[Criação e Salvação, Giorgio Agamben]
Admito a proposta de Agamben, em Criação e Salvação, como uma possibilidade - ainda que desencantada mas ainda em busca de uma luz no meio da escuridão, que para o autor é meio da contemporaneidade - para a necessidade ou pertinência do exercício crítico.
Partindo da tradição exegética dos textos sagrados – da tradição judaica, islâmica e cristã – atribui-se à figura do profeta e do anjo a constituição, o fazer e o desfazer da História. Sendo que em cada uma das duas extremidades da acção divina se encontra a criação e a redenção, à figura do anjo se atribui o fazer, da criação – eventualmente a criação catastrófica, sempre no passado, do Anjo de Benjamin – ao profeta, cabe o dizer e a mediação da criação junto das criaturas. O profeta será esse modo outro de criação pela palavra criadora e incansável e que, em movimento inverso ao da criação, é o que lhe daria o sentido. A inteligência da criação tornada inteligível pela deriva das palavras e que, em certo sentido a tradição rabínica e a islâmica, pelos óbvios motivos da espera em que ainda perseveram, a fazem preceder à própria criação: à acção é necessária uma redenção que a legitime. E é desta luz, humana e frágil, feita carne e som e símbolo, de que decorre a salvação.

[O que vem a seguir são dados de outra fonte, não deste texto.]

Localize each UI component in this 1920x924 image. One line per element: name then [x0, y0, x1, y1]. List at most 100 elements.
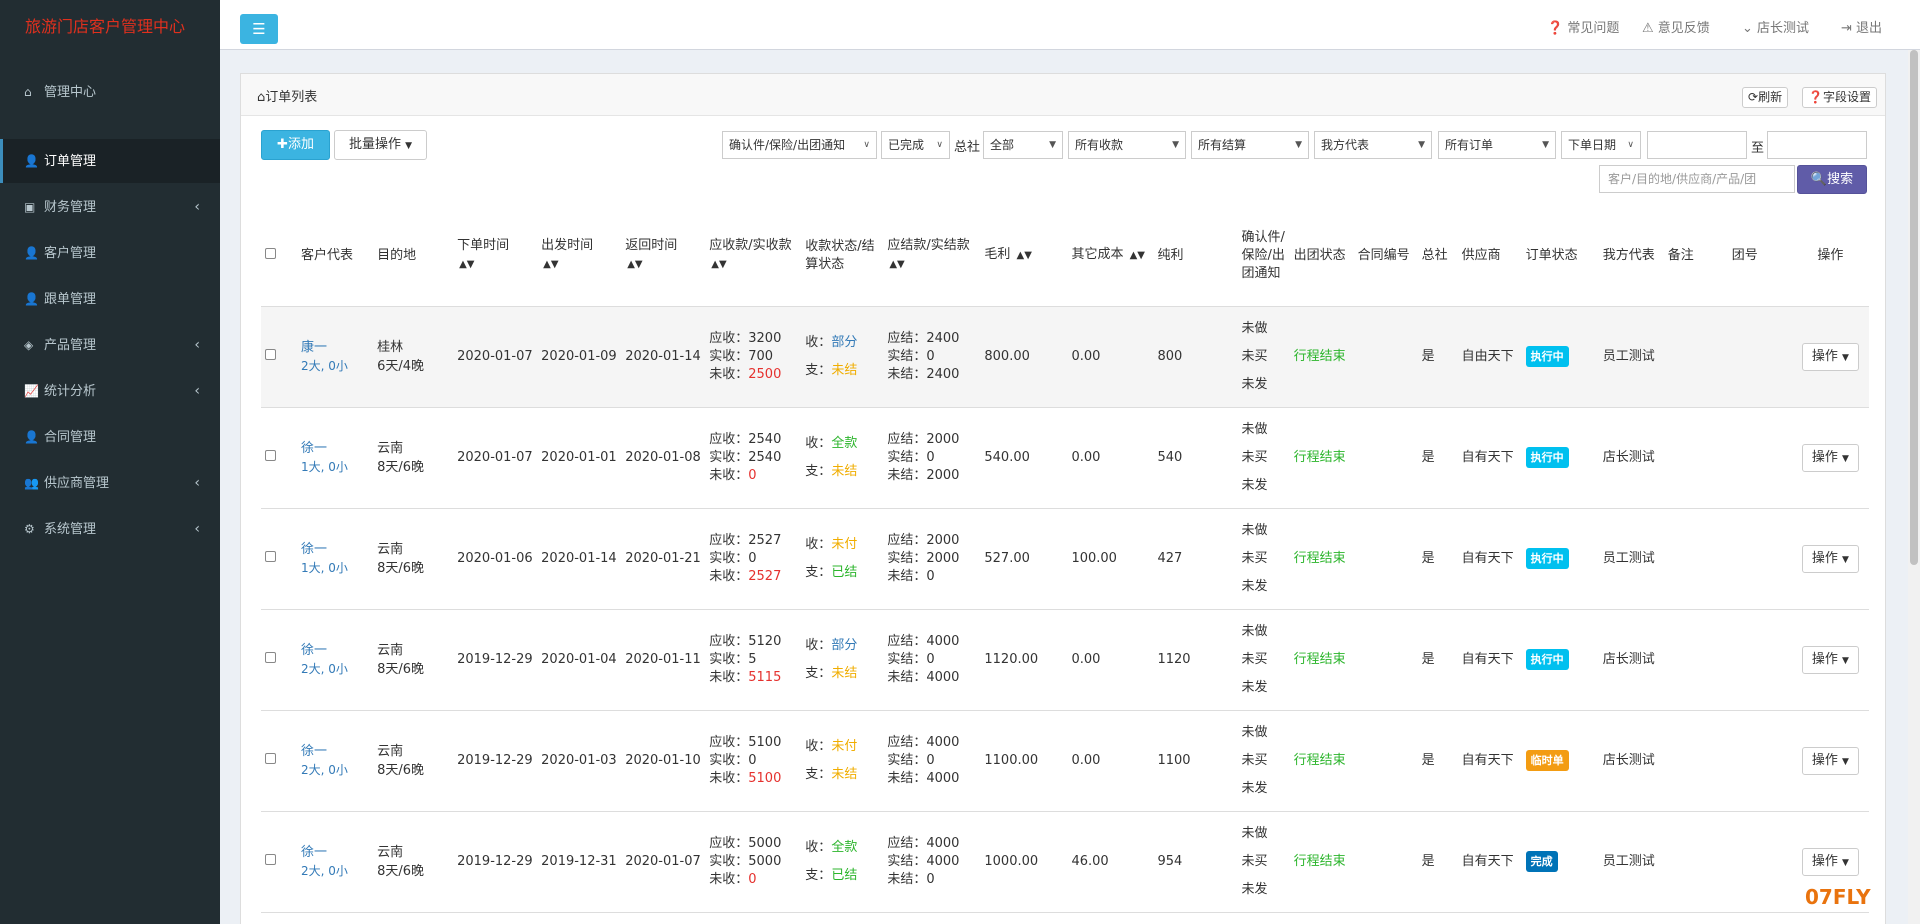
- scroll-thumb[interactable]: [1910, 50, 1918, 565]
- customer-cell[interactable]: 徐一 2大, 0小: [297, 609, 374, 711]
- date-type-select[interactable]: 下单日期 ∨: [1561, 131, 1641, 159]
- supplier-name: 自由天下: [1461, 349, 1514, 364]
- row-checkbox[interactable]: [265, 551, 276, 562]
- brand-title[interactable]: 旅游门店客户管理中心: [0, 0, 220, 50]
- order-status-cell: 执行中: [1521, 306, 1599, 408]
- feedback-label: 意见反馈: [1657, 21, 1710, 36]
- customer-cell[interactable]: 徐一 2大, 0小: [297, 811, 374, 913]
- col-other-cost-label: 其它成本: [1071, 247, 1124, 263]
- cost-cell: 0.00: [1067, 609, 1154, 711]
- orders-table: 客户代表 目的地 下单时间 ▲▼ 出发时间 ▲▼ 返回时间 ▲▼ 应收款/实收款 ▲▼…: [261, 206, 1869, 913]
- col-gross[interactable]: 毛利 ▲▼: [980, 206, 1068, 307]
- date-to-input[interactable]: [1767, 131, 1867, 159]
- hq-cell: 是: [1417, 306, 1458, 408]
- sidebar-item-label: 财务管理: [44, 200, 97, 215]
- field-settings-button[interactable]: ❓字段设置: [1802, 87, 1877, 108]
- order-status-cell: 执行中: [1521, 508, 1599, 610]
- order-status-cell: 临时单: [1521, 710, 1599, 812]
- sidebar-item-6[interactable]: 📈 统计分析 ‹: [0, 369, 220, 413]
- sidebar-item-7[interactable]: 👤 合同管理: [0, 415, 220, 459]
- received: 实收：0: [709, 752, 757, 768]
- sidebar-item-3[interactable]: 👤 客户管理: [0, 231, 220, 275]
- col-payable[interactable]: 应结款/实结款 ▲▼: [883, 206, 981, 307]
- logout-link[interactable]: ⇥ 退出: [1841, 17, 1882, 36]
- customer-cell[interactable]: 徐一 1大, 0小: [297, 407, 374, 509]
- user-menu[interactable]: ⌄ 店长测试: [1742, 17, 1809, 36]
- col-receivable[interactable]: 应收款/实收款 ▲▼: [705, 206, 802, 307]
- confirm-status: 未做: [1241, 522, 1268, 538]
- row-checkbox[interactable]: [265, 450, 276, 461]
- income-status: 未付: [831, 738, 858, 754]
- receivable-cell: 应收：2540 实收：2540 未收：0: [705, 407, 802, 509]
- col-order-time[interactable]: 下单时间 ▲▼: [453, 206, 538, 307]
- confirm-cell: 未做 未买 未发: [1237, 508, 1290, 610]
- row-action-button[interactable]: 操作 ▼: [1801, 443, 1859, 472]
- action-cell: 操作 ▼: [1791, 407, 1869, 509]
- hq-flag: 是: [1421, 753, 1435, 768]
- sidebar-item-label: 订单管理: [44, 154, 97, 169]
- refresh-icon: ⟳: [1748, 90, 1759, 104]
- customer-cell[interactable]: 徐一 1大, 0小: [297, 508, 374, 610]
- select-all-cell: [261, 206, 298, 307]
- row-action-button[interactable]: 操作 ▼: [1801, 746, 1859, 775]
- customer-cell[interactable]: 徐一 2大, 0小: [297, 710, 374, 812]
- page-scrollbar[interactable]: [1908, 50, 1920, 924]
- sidebar-item-8[interactable]: 👥 供应商管理 ‹: [0, 461, 220, 505]
- pay-status-cell: 收：未付 支：未结: [801, 710, 884, 812]
- add-button[interactable]: ✚添加: [261, 130, 330, 160]
- rep-select[interactable]: 我方代表 ▼: [1314, 131, 1432, 159]
- col-other-cost[interactable]: 其它成本 ▲▼: [1067, 206, 1154, 307]
- hq-select[interactable]: 全部 ▼: [983, 131, 1063, 159]
- col-contract-no: 合同编号: [1353, 206, 1418, 307]
- col-return-time[interactable]: 返回时间 ▲▼: [621, 206, 706, 307]
- sidebar-toggle-button[interactable]: ☰: [240, 14, 278, 44]
- income-label: 收：: [805, 334, 832, 350]
- sidebar-item-2[interactable]: ▣ 财务管理 ‹: [0, 185, 220, 229]
- row-action-label: 操作: [1811, 348, 1838, 364]
- trip-days: 8天/6晚: [377, 762, 424, 778]
- order-select[interactable]: 所有订单 ▼: [1438, 131, 1556, 159]
- faq-link[interactable]: ❓ 常见问题: [1547, 17, 1619, 36]
- row-checkbox[interactable]: [265, 349, 276, 360]
- row-action-button[interactable]: 操作 ▼: [1801, 645, 1859, 674]
- col-depart-time[interactable]: 出发时间 ▲▼: [537, 206, 622, 307]
- hq-cell: 是: [1417, 407, 1458, 509]
- rep-cell: 员工测试: [1598, 306, 1664, 408]
- row-action-button[interactable]: 操作 ▼: [1801, 847, 1859, 876]
- payable: 应结：4000: [887, 835, 960, 851]
- expense-status: 已结: [831, 867, 858, 883]
- gross-profit: 1000.00: [984, 854, 1039, 869]
- sidebar-item-0[interactable]: ⌂ 管理中心: [0, 70, 220, 114]
- customer-cell[interactable]: 康一 2大, 0小: [297, 306, 374, 408]
- col-depart-time-label: 出发时间: [541, 238, 594, 254]
- receivable: 应收：2540: [709, 431, 782, 447]
- settle-select[interactable]: 所有结算 ▼: [1191, 131, 1309, 159]
- row-action-button[interactable]: 操作 ▼: [1801, 342, 1859, 371]
- receipt-select[interactable]: 所有收款 ▼: [1068, 131, 1186, 159]
- sidebar-item-4[interactable]: 👤 跟单管理: [0, 277, 220, 321]
- sidebar-item-1[interactable]: 👤 订单管理: [0, 139, 220, 183]
- sidebar-item-5[interactable]: ◈ 产品管理 ‹: [0, 323, 220, 367]
- customer-name: 徐一: [301, 642, 328, 658]
- notify-filter-select[interactable]: 确认件/保险/出团通知 ∨: [722, 131, 877, 159]
- other-cost: 0.00: [1071, 652, 1101, 667]
- return-date: 2020-01-14: [625, 349, 701, 364]
- row-checkbox[interactable]: [265, 753, 276, 764]
- row-checkbox[interactable]: [265, 652, 276, 663]
- date-from-input[interactable]: [1647, 131, 1747, 159]
- sidebar-item-9[interactable]: ⚙ 系统管理 ‹: [0, 507, 220, 551]
- question-icon: ❓: [1808, 90, 1823, 104]
- dest-cell: 云南 8天/6晚: [373, 508, 454, 610]
- search-input[interactable]: 客户/目的地/供应商/产品/团: [1599, 165, 1795, 193]
- batch-operation-button[interactable]: 批量操作 ▼: [334, 130, 427, 160]
- status-filter-select[interactable]: 已完成 ∨: [881, 131, 950, 159]
- row-checkbox[interactable]: [265, 854, 276, 865]
- row-action-button[interactable]: 操作 ▼: [1801, 544, 1859, 573]
- remark-cell: [1663, 508, 1728, 610]
- select-all-checkbox[interactable]: [265, 247, 276, 259]
- feedback-link[interactable]: ⚠ 意见反馈: [1642, 17, 1710, 36]
- notice-status: 未发: [1241, 578, 1268, 594]
- refresh-button[interactable]: ⟳刷新: [1742, 87, 1789, 108]
- search-button[interactable]: 🔍搜索: [1797, 165, 1867, 194]
- return-date: 2020-01-11: [625, 652, 701, 667]
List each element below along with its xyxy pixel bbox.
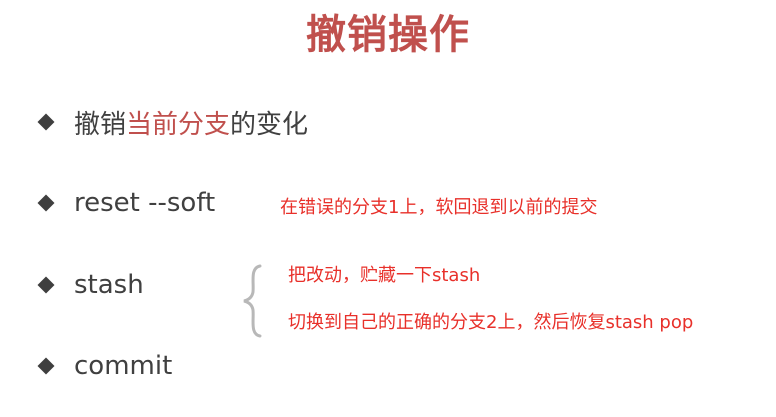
- bullet-text-highlight: 当前分支: [126, 109, 231, 140]
- bullet-item-commit: commit: [36, 346, 172, 386]
- bullet-item-reset-soft: reset --soft: [36, 183, 215, 223]
- bullet-text-prefix: 撤销: [74, 109, 127, 140]
- bullet-text: 撤销当前分支的变化: [74, 104, 308, 141]
- bullet-item-undo-branch-changes: 撤销当前分支的变化: [36, 102, 308, 142]
- note-stash-pop: 切换到自己的正确的分支2上，然后恢复stash pop: [288, 312, 694, 333]
- bullet-text: stash: [74, 270, 144, 300]
- bullet-text: reset --soft: [74, 188, 216, 218]
- note-stash-save: 把改动，贮藏一下stash: [288, 265, 481, 286]
- diamond-bullet-icon: [37, 113, 55, 131]
- bullet-text: commit: [74, 351, 173, 381]
- diamond-bullet-icon: [37, 357, 55, 375]
- page-title: 撤销操作: [306, 12, 470, 58]
- diamond-bullet-icon: [37, 276, 55, 294]
- diamond-bullet-icon: [37, 194, 55, 212]
- bullet-item-stash: stash: [36, 265, 144, 305]
- note-reset-soft: 在错误的分支1上，软回退到以前的提交: [280, 197, 598, 218]
- curly-brace-icon: [243, 264, 262, 338]
- bullet-text-suffix: 的变化: [230, 109, 309, 140]
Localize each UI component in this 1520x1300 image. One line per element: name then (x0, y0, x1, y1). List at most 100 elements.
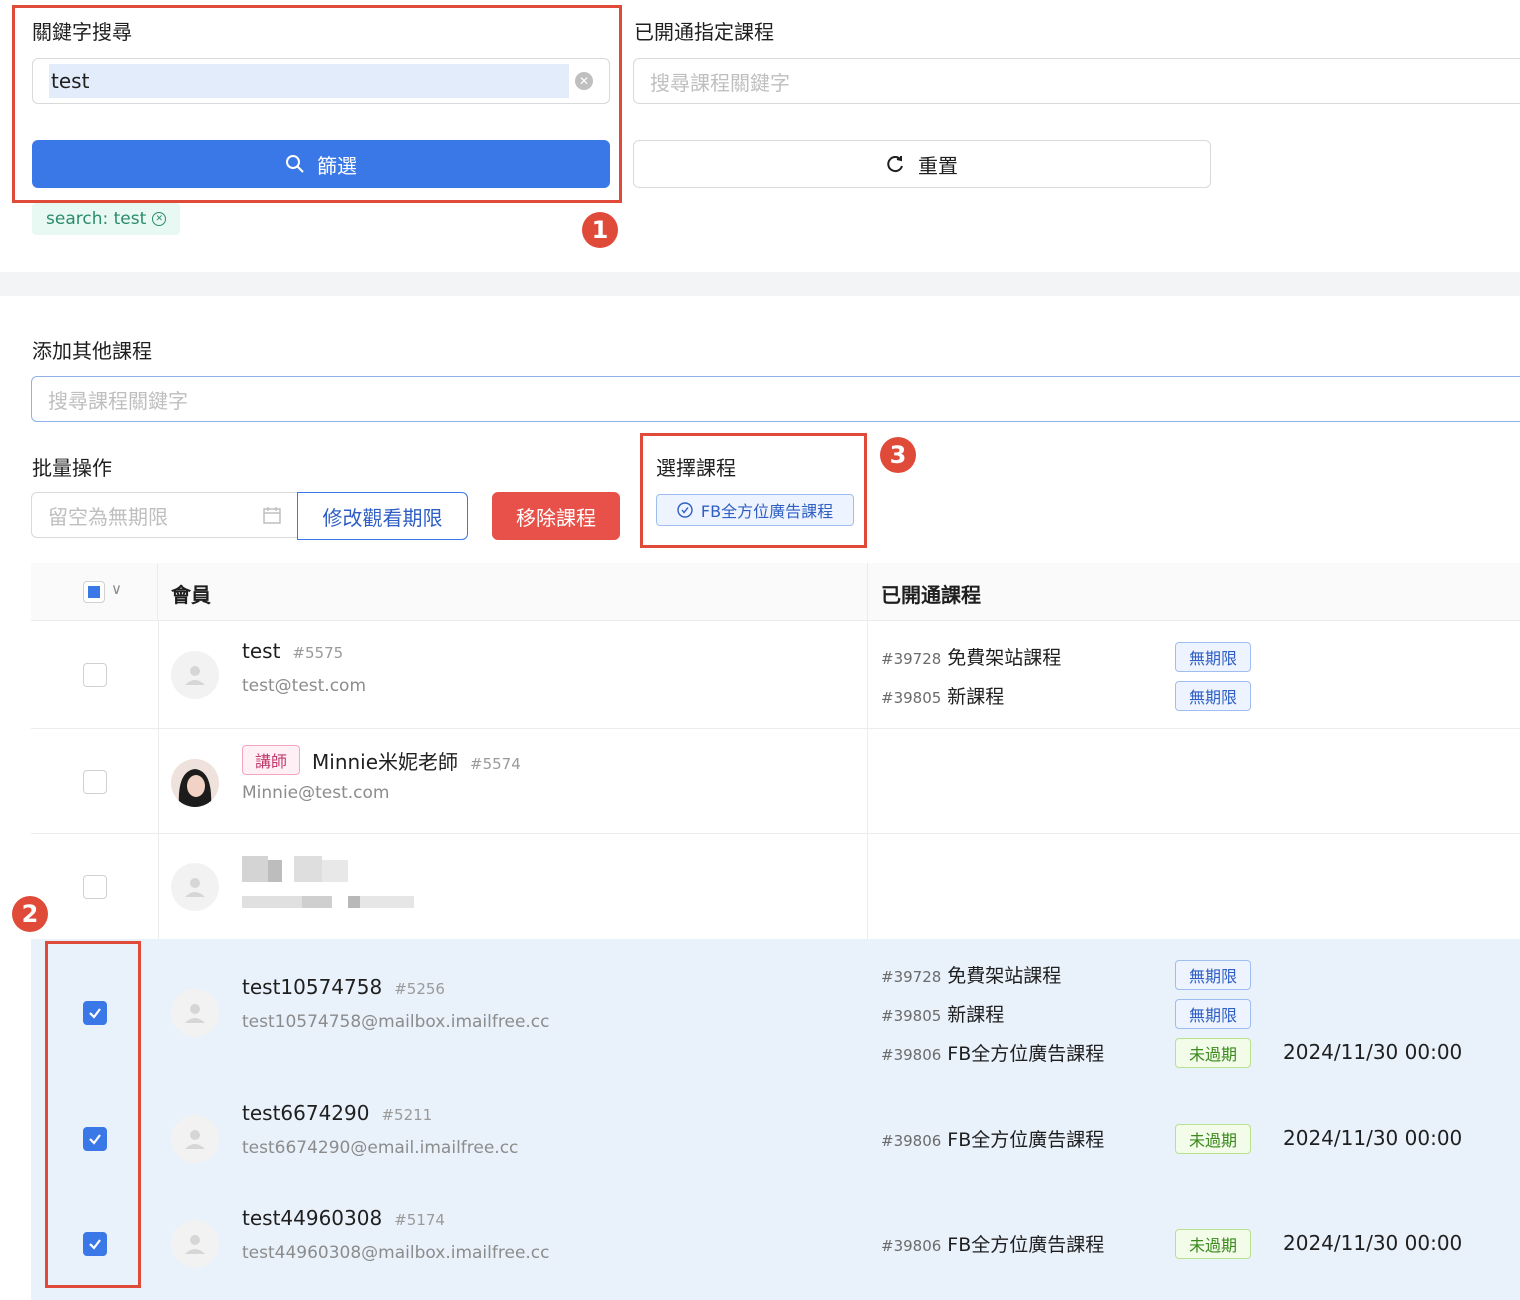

O que definirá o estatuto da obra será a resistência à obra-outra do profeta, resistência que insiste no seu «ser-noite», que insiste na opacidade que será o território do profeta.
À modernidade é excluída a profecia como o dizer imperativo da salvação da obra da criação, substituindo-a a filosofia e a crítica; ao anjo da criação sobrevém a poesia, a técnica, a arte. O anjo secularizado, perde a memória dessa relação inextricável em que o poeta era o crítico, e o crítico, agora ressentido, vinga-se em juízos. Como o poeta já não alcançasse salvar a sua obra entrega-se «cegamente à frivolidade do anjo» - e daí a esquizofrenia hediorna desta relação outrora íntima.
A instância do dizer solar sobre os abismos da criação é pois, enredada no acto da criação como «dois rostos de um poder divino» que «coincidem no mesmo ser».
Talvez essa proposição de Kenneth Frampton seja um sintoma desta esquizofrenia ou do nosso esquecimento de um fazer crítico, quando, cínicos, já sabemos que tudo o que é destinado a criar-se é destinado a perder-se. E verifica-se o conhecimento dessa destruição iminente quando as coisas criadas se perdem a um ritmo veloz, nunca antes experimentado pelos homens, atrevo-me a dizer. Recorrer à crítica, ainda que como meio de conhecimento da obra e do mundo, mas como possibilidade de (auto-)entendimentodo do próprio criador pode ser, atrevo-me outra vez, uma resolução arrogante e, tomo uma palavra de Agamben, «frívola». Tal não é decreto da falência da obra, quando esta é apenas meio para a «salvação» do autor. Querer fazê-lo, ao projecto, uma pedra sólida no oceano onde naufragamos é esquecer que o próprio projecto é ele mesmo a viagem desassossegada de tentar responder a questões concretas e objectivas da vida dos homens – uma das quais o desejo, evidentemente – e não apenas à ansiedade do simples homem-criador.
[La lutte de Jacob avec l’Ange, Marc Chagall, 1960.1966]
Porque, justamente, autores, e homens para outros homens, somos na Caverna platónica: a pregnância de crítica e de forma, o projecto como lugar onde se quebra a espinha dorsal do tempo na coincidência da História, só depois as nossas irrelevantes, diria, micro-narrativas.
Sem esperança a vida é impossível, sem o outro, estéril. Assim são as obras dos arquitectos.